她站在原地沒動:「你這樣做很危險,如果葉虛谷的實力不足以自保呢?」
星辰之下,她望著李澤,目光中有些埋怨:「羅漢堂幾分實力,你我都不清楚,假如他們的實力卓絕,遠超預計呢?你豈不是將葉虛谷往火坑裡送?」
夜風拂面,李澤面頰上露出幾分委屈的模樣。
他沒解釋,只頷首說了句:「對不起,彆氣,對身體不好。」
聽到這話,沈慕瓊更氣了。
「我不是為了聽你一句道歉的。」她眉頭緊鎖,「石江也好,姜隨也罷,你用起他們來都不會心疼他們一下的麼?就算是妖怪,皮實很多,但這種危險的地方,謹慎一點好麼?」
她氣上心頭,雙手攥成了拳頭:「讓葉虛谷回來,不要盯著了。」
說完,從李澤身旁快步離開。
李澤忙要追她,卻被厲聲制止:「別跟過來!」她回眸看了他一眼,「就現在,去把葉虛谷喊回來。」
沈慕瓊拂袖,留下李澤一個人提著那隻燈籠,在星空中,在空曠的院子裡,獨自望著她的背影,像是個受傷的孩子。
沈慕瓊是真的生氣了。
她理解李澤,知道他只是為她佈局,為她籌謀。
即便如此,她也蓋不住自己的怒意。
沈慕瓊氣的不是他的安排怎麼樣,氣的是,李澤沒有心!
他從未在意過身旁所有,他的下屬,他的同僚,他降服的妖怪,以及青州每一個百姓。在他眼裡,似乎只是隨意調動的棋子,是可以為了案情,為了咒禁院,豁出一切的存在。
沈慕瓊不明白啊!為什麼呢!
都是人,他為什麼不知道人有七情六慾,人有壓力,人要休息,人有最起碼的自我追求呢?
她越想,腳步越快,越覺得不爽。
他隨意安排自己的人也就算了,如今連青州的妖怪他也要管。
沈慕瓊邁過門檻,一把將身後戒尺抽出,拍在桌上:「管得真寬!」
話出口的一瞬,擠壓許久的不悅才稍稍散了一些。
她抬手點亮了屋裡的蠟燭,這才看清八仙桌上放著幾張厚厚的紙,一旁擺著一碟紅綠相間的糕點。
模樣第一次見,沈慕瓊不認得。
她伸手先拿起那一摞紙張,粗略地掃了一眼,才發現這是雲姑講述的與案情有關部分的簡短記錄。

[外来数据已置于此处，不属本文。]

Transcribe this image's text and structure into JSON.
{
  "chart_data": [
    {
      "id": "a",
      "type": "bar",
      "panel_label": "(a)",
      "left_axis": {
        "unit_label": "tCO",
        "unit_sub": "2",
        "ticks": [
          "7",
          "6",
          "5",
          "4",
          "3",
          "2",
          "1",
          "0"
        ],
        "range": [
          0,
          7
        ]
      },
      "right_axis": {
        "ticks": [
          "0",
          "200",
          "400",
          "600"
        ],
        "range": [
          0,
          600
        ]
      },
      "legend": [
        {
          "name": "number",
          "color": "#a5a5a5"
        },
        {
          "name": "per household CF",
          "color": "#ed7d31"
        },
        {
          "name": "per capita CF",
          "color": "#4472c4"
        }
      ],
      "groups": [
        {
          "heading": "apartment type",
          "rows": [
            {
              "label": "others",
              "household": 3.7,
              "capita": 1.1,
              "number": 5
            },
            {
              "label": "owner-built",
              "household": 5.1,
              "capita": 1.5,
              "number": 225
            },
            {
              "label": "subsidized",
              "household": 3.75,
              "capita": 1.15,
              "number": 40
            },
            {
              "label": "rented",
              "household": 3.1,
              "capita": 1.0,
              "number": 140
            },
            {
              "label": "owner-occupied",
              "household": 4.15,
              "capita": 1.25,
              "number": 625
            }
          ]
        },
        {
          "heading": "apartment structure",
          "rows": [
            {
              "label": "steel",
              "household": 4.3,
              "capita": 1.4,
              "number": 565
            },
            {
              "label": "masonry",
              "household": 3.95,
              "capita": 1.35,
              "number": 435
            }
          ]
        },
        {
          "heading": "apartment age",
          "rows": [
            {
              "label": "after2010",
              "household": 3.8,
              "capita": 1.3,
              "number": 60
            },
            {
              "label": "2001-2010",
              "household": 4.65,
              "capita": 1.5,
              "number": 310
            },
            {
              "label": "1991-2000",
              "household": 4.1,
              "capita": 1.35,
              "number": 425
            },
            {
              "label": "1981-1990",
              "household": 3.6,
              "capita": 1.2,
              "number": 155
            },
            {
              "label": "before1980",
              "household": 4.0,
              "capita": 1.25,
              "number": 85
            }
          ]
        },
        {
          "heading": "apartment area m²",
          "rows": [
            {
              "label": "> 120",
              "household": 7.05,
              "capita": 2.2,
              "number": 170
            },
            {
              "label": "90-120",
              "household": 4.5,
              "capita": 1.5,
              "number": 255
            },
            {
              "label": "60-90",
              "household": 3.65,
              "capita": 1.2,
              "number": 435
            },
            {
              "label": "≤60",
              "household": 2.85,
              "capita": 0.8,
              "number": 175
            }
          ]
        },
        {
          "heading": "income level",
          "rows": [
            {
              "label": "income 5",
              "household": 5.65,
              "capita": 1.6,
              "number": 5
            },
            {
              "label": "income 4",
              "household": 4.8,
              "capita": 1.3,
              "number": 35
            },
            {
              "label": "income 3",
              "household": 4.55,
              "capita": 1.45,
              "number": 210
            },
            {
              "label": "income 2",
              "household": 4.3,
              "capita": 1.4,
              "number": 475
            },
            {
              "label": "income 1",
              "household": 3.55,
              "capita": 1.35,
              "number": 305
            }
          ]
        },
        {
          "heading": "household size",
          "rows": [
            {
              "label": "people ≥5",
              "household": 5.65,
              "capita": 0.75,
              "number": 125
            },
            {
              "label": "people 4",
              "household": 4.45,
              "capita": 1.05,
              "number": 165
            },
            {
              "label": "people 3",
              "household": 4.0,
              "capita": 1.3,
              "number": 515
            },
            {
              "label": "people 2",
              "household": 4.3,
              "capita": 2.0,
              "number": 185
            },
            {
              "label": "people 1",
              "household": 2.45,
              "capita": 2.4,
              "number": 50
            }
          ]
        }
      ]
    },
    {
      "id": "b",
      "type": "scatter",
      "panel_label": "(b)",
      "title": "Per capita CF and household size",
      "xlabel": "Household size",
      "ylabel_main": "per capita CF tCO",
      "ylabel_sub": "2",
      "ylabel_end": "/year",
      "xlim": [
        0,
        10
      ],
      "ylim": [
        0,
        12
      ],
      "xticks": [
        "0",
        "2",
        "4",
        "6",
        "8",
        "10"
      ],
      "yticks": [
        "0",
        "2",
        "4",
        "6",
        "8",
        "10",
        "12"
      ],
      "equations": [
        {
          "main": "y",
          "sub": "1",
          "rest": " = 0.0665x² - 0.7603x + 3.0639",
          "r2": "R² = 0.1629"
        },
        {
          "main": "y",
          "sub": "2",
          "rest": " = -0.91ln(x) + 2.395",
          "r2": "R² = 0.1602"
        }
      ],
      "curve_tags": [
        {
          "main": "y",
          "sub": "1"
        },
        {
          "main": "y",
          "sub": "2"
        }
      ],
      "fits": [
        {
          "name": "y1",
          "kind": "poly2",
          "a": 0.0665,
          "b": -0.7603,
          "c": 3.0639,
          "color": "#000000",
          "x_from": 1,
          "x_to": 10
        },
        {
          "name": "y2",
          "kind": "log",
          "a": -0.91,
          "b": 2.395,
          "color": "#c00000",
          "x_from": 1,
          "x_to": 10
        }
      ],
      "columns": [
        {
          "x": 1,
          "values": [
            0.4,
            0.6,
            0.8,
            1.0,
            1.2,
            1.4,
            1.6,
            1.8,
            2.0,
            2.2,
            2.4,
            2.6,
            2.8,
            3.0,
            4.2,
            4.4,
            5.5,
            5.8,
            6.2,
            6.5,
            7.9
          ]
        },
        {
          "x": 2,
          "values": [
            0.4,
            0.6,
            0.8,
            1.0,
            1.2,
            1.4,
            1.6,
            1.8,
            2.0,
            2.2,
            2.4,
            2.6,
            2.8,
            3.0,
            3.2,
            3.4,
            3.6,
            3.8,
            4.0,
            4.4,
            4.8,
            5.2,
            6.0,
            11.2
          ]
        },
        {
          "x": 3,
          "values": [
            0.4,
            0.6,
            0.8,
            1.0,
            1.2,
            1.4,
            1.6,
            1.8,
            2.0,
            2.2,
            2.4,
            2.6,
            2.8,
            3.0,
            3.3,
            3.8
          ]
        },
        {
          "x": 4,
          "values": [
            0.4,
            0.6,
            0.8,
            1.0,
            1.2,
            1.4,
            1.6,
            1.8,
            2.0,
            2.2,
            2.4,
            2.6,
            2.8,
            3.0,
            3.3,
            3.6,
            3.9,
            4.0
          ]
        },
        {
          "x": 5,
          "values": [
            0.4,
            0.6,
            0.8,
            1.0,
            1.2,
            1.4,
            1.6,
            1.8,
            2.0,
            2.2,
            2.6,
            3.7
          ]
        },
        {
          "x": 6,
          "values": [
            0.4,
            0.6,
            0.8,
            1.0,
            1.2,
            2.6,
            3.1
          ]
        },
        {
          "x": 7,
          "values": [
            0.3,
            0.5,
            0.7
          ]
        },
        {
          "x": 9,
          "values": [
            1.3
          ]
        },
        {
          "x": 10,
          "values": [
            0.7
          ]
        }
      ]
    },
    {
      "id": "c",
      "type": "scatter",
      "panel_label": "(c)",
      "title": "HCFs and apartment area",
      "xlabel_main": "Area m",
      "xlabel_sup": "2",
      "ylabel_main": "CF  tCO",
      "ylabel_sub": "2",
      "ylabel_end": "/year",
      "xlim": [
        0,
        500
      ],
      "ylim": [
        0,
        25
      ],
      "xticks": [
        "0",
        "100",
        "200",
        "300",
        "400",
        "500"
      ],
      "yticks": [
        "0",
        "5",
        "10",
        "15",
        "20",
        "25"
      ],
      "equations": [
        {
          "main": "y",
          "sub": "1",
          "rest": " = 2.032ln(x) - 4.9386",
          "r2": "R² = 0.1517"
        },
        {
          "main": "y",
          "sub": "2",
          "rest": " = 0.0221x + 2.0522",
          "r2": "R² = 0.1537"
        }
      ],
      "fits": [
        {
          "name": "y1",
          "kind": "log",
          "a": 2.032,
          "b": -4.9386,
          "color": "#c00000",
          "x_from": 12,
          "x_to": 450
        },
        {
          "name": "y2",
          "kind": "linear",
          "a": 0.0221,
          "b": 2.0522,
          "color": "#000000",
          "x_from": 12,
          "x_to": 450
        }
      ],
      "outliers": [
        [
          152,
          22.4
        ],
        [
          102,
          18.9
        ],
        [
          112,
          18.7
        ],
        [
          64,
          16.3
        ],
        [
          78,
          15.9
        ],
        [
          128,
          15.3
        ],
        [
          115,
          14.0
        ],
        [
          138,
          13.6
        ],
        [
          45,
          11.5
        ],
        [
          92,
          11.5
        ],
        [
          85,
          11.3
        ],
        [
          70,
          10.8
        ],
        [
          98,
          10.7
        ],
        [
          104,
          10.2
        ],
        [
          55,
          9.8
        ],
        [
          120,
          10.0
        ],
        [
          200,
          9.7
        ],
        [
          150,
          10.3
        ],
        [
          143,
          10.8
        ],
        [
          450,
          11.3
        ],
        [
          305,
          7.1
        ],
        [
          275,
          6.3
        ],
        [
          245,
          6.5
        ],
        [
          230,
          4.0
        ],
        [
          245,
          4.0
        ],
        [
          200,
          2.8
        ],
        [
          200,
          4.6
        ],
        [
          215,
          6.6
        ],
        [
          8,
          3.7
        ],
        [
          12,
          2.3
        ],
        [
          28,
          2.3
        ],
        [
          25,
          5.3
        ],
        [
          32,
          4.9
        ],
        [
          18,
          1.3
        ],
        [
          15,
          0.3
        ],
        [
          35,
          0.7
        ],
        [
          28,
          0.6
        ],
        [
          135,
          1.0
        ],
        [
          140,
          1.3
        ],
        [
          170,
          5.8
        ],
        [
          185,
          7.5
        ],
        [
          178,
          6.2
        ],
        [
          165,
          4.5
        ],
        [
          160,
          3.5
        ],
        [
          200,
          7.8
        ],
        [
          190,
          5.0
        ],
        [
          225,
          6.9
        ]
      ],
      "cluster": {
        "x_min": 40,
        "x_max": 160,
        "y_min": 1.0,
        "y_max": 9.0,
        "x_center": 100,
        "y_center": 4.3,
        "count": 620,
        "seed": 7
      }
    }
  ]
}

除此之外,上面清晰地寫著每一個疑點,標註著每一個需要深挖的線索,甚至提到了很多沈慕瓊都沒想到的可能性。
沈慕瓊面露震驚,一頁一頁地看完,這才發現自己竟然想不起來李澤是什麼時候寫下來的。
此時,望著那一盤糕點,她捏著信的手更用力了。
許久,她哀嘆一聲,有些後悔自己方才對李澤發脾氣這件事。
也是,李澤眼睜睜看著她被凡人拋棄,被妖族拋棄,死的那般悽慘。
她卻還在要求他善待眾生……
他逆轉十年回來,沒拋棄這六界,還能來青州找沈慕瓊,某種意義上說,這已經是謝天謝地的結果了。
沈慕瓊看著那一盤糕點,自責了起來。
她端起,將信揣進懷裡,滅了屋裡所有的燭火,往李澤的書房走去。
夜色宜人。
青州的正月末,已經稍稍有了些春日的影子。
風不再凜冽如刀,吹起來沒有那麼透骨的寒。
沈慕瓊越走越慢,走了半程,腳上像是盤了無數的繩子,想要把她死死固定在地上一般。
半晌,她咂嘴:「我才不管他!」
唸完了這句話,這就又轉身回了咒禁院,將院門咣當關上。